Selanjutnya tuan Wattson mengeluarkan Magneton, evolusi dari Magnemite. Magneton terlihat seperti tiga Magnemite yang berkumpul menjadi satu. Tapi Magneton bukan masalah bagi Sandslash karena Sandslash kembali melakukan galian yang langsung menghempaskannya ke tanah. Tetapi Magneton masih bisa bangkit.
”Magneton, serangan segitiga!” perintah Wattson. Magneton lalu mengeluarkan sinar segitiga berwarna merah, kuning, dan putih yang meluncur mengenai Sandslash. Sinar itu berubah menjadi serangan api, listrik, dan es. Sandslash terjatuh karena serangan dengan tiga elemen itu.
”Apa?” seruku terkejut.
”Hahaha, itulah serangan segitiga, serangan yang memunculkan tiga serangan elemen sekaligus,” ujar lelaki tua bertubuh gemuk itu. ”Salah satu elemennya yaitu es adalah kelemahan dari Sandslash. Kamu pasti tidak menduganya.”
”Tidak masalah, karena hanya butuh satu lagi galian untuk bisa menjatuhkannya! Sandslash, segera bangkit dan gunakan galian!” aku kembali memberi perintah. Sandslash kembali bangkit dan langsung menggali tanah. Serangan segitiga tadi telah melemahkannya, tetapi Sandslash masih memiliki tenaga untuk melakukan serangan balasan.
”Kembalilah Magneton!” tiba-tiba tuan Wattson mengembalikan Magneton ke dalam PokeBall dan melemparkan PokeBall lainnya. ”Majulah Electrike!”
Rupanya tuan Wattson mengganti Pokemonnya dengan Electrike, Pokemon menyerupai anjing berwarna hijau. Tidak masalah bagiku karena Sandslash akan kembali muncul dan menghempaskannya dengan mudah.
Seperti dugaanku, Sandslash keluar dari dalam tanah dan menghantam Electrike. Electrike langsung terjatuh pingsan. Kini tuan Wattson hanya tinggal memiliki Magneton.
”Yes,” seruku girang. Tetapi aku langsung terkejut saat melihat kilatan-kilatan kuning muncul di sekitar tubuh Sandslash. Oh tidak, Sandslash terkena status lumpuh!

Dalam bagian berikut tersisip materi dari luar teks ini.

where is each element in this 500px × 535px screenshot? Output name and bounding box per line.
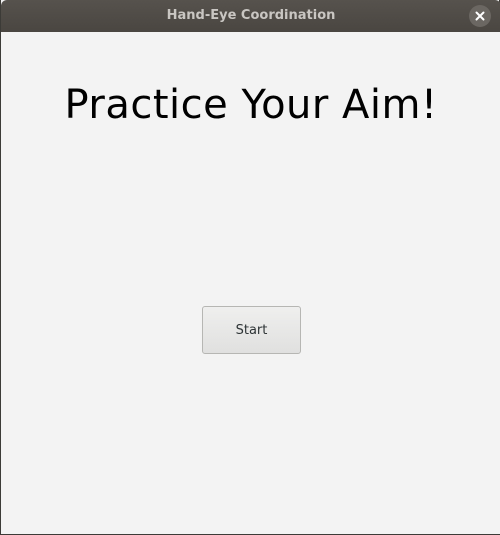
close-button[interactable]: [469, 5, 491, 27]
page-title: Practice Your Aim!: [64, 82, 438, 128]
title-bar[interactable]: Hand-Eye Coordination: [1, 0, 500, 32]
main-content: Practice Your Aim! Start: [2, 32, 500, 534]
start-button[interactable]: Start: [202, 306, 301, 354]
window-title: Hand-Eye Coordination: [166, 8, 336, 23]
app-window: Hand-Eye Coordination Practice Your Aim!…: [0, 0, 500, 535]
close-icon: [475, 11, 485, 21]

”Hahaha, aku mengganti Magneton bukan tanpa alasan,” ujar tuan Wattson melihat keterkejutanku. ”Electrike memiliki kemampuan statik yang membuat Pokemon yang bersentuhan dengannya akan lumpuh. Aku sudah menduga kamu akan menggunakan jurus galian yang merupakan jurus kontak fisik. Sekarang Sandslash lumpuh dan itu akan menjadikan Magneton melakukan serangan segitiga dengan mudah!”

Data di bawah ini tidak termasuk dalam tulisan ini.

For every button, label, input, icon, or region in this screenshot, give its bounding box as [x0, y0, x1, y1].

Sial, aku terlalu percaya diri dengan strategiku! Sekarang Sandslash lumpuh dan kemungkinan besar dia tidak bisa bergerak untuk menyerang. Dengan tenaga yang tinggal sedikit akibat serangan segitiga dari Magneton tadi, Magneton dengan serangan segitiganya bisa menjatuhkan Sandslash pada giliran berikutnya!
Aku terdesak, hanya Sandslash andalanku dalam pertarungan ini dan bila dia pingsan maka kemungkinan besar aku akan kalah. Magneton adalah Pokemon dengan pertahanan elemen terbanyak yaitu sebanyak dua belas elemen dan dari keempat Pokemonku hanya Sandslash saja yang memiliki pertahanan dan serangan efektif terhadap Magneton. Bila serangan segitiga bisa mendarat terlebih dulu dan bila Sandslash tidak bisa bergerak untuk menyerang maka aku akan...

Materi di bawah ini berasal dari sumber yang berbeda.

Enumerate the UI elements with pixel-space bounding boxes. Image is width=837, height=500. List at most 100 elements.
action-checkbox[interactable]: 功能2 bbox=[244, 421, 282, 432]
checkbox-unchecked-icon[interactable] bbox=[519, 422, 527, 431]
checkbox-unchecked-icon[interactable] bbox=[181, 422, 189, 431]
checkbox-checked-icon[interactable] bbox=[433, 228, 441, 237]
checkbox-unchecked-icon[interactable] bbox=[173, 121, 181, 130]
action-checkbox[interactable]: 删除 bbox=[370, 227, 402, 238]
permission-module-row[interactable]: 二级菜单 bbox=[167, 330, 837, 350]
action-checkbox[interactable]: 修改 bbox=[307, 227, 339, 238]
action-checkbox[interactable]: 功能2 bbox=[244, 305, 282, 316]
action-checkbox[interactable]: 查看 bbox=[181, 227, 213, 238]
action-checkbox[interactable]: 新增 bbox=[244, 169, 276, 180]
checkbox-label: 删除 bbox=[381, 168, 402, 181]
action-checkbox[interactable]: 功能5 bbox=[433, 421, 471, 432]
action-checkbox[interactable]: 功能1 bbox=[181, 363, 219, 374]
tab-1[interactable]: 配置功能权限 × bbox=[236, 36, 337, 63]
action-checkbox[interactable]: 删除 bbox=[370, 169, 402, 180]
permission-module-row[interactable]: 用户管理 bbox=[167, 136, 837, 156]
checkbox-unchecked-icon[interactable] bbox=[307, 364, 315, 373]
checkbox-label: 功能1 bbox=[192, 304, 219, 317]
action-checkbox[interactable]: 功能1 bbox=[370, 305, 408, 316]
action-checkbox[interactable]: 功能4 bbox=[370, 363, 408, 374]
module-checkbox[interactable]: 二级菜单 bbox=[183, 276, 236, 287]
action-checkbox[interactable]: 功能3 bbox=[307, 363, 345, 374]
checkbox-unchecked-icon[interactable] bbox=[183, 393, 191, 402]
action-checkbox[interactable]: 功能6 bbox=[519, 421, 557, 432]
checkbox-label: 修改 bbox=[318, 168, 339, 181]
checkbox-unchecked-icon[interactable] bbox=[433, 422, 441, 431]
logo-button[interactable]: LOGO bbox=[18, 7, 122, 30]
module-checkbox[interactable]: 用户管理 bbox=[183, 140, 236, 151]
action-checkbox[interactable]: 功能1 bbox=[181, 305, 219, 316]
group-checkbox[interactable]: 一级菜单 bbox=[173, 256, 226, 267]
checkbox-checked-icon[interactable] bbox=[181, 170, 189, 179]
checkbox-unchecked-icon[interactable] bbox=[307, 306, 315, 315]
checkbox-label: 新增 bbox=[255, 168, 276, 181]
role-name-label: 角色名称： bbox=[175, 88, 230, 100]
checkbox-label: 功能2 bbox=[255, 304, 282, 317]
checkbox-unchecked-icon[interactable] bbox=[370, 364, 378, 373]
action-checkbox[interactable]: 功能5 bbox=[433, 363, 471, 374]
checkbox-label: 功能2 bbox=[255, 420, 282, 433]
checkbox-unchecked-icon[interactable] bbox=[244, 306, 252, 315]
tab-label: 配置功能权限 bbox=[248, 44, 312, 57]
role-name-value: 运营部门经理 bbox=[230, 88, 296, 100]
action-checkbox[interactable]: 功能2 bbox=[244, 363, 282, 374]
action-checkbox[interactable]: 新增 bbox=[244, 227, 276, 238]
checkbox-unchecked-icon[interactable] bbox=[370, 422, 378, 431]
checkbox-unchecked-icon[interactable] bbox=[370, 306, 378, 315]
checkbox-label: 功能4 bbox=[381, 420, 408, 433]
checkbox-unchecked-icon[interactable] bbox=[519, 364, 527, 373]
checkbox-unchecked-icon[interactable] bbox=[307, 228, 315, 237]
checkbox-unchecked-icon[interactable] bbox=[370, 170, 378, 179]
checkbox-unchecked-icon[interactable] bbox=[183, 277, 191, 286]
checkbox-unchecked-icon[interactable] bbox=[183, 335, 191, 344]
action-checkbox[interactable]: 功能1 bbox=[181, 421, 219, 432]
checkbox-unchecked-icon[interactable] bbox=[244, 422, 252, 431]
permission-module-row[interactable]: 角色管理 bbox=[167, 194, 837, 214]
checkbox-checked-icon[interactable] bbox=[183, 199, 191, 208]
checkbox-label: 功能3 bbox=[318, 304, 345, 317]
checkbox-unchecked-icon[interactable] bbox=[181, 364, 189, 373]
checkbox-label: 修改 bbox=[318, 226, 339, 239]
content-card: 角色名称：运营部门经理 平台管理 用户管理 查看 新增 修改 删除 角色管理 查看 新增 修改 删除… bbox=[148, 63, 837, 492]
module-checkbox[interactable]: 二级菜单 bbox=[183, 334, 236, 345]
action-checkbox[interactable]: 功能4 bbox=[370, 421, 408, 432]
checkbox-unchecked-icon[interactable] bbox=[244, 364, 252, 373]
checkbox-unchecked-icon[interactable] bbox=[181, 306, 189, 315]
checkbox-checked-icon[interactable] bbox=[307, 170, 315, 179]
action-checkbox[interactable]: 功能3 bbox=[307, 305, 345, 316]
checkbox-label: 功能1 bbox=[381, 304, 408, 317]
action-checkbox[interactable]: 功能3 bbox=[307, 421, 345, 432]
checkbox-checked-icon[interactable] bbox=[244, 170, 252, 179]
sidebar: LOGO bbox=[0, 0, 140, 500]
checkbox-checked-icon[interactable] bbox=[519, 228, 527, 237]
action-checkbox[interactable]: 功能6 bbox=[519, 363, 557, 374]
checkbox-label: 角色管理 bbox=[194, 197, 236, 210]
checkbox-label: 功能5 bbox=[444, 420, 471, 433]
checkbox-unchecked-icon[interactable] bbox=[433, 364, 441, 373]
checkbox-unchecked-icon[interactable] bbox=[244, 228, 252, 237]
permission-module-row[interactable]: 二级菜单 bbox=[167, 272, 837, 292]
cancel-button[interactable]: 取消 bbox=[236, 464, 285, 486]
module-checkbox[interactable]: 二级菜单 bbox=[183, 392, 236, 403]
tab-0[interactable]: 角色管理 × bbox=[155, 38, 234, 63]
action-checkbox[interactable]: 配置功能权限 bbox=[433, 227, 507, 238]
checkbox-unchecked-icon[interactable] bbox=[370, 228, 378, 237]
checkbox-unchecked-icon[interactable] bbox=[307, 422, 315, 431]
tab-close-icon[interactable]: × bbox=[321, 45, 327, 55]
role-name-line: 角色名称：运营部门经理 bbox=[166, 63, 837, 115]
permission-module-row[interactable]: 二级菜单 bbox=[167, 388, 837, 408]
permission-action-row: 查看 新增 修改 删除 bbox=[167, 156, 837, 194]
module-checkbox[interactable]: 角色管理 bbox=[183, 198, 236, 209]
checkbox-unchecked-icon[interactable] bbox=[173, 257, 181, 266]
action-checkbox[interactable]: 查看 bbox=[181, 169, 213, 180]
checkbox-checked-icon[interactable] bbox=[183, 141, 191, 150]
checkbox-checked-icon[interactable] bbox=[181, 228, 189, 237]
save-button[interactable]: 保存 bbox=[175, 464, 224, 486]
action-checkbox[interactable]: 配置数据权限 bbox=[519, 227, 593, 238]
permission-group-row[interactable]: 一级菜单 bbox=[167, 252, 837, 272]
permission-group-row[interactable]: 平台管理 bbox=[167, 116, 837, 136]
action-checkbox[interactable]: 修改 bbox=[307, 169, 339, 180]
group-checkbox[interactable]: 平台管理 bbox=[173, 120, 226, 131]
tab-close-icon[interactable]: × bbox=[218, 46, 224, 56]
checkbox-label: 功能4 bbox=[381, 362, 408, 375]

”Magneton, serangan segitiga! Jatuhkan dia!” saat aku sedang berpikir, Wattson kembali memberikan perintah. Magneton mengeluarkan serangan segitiga yang mendarat tepat dan langsung menjatuhkan Sandslash. Sandslash pingsan dan tidak dapat melanjutkan pertarungan.
Aku berdiri di ruangan luas di dalam sebuah bangunan besar yang ada di kota Mauville. Bangunan itu adalah gym kota Mauville. Sammon menyarankanku untuk melawan ketua gym kota Mauville, tuan Wattson. Kupikir tidak ada salahnya mencoba mengingat aku baru memiliki tiga lencana gym. Bila aku menang, maka lencanaku akan berjumlah empat dan itu artinya aku semakin dekat untuk bisa mengikuti liga Pokemon.
”Apa kamu siap melawanku?” tanya tuan Wattson.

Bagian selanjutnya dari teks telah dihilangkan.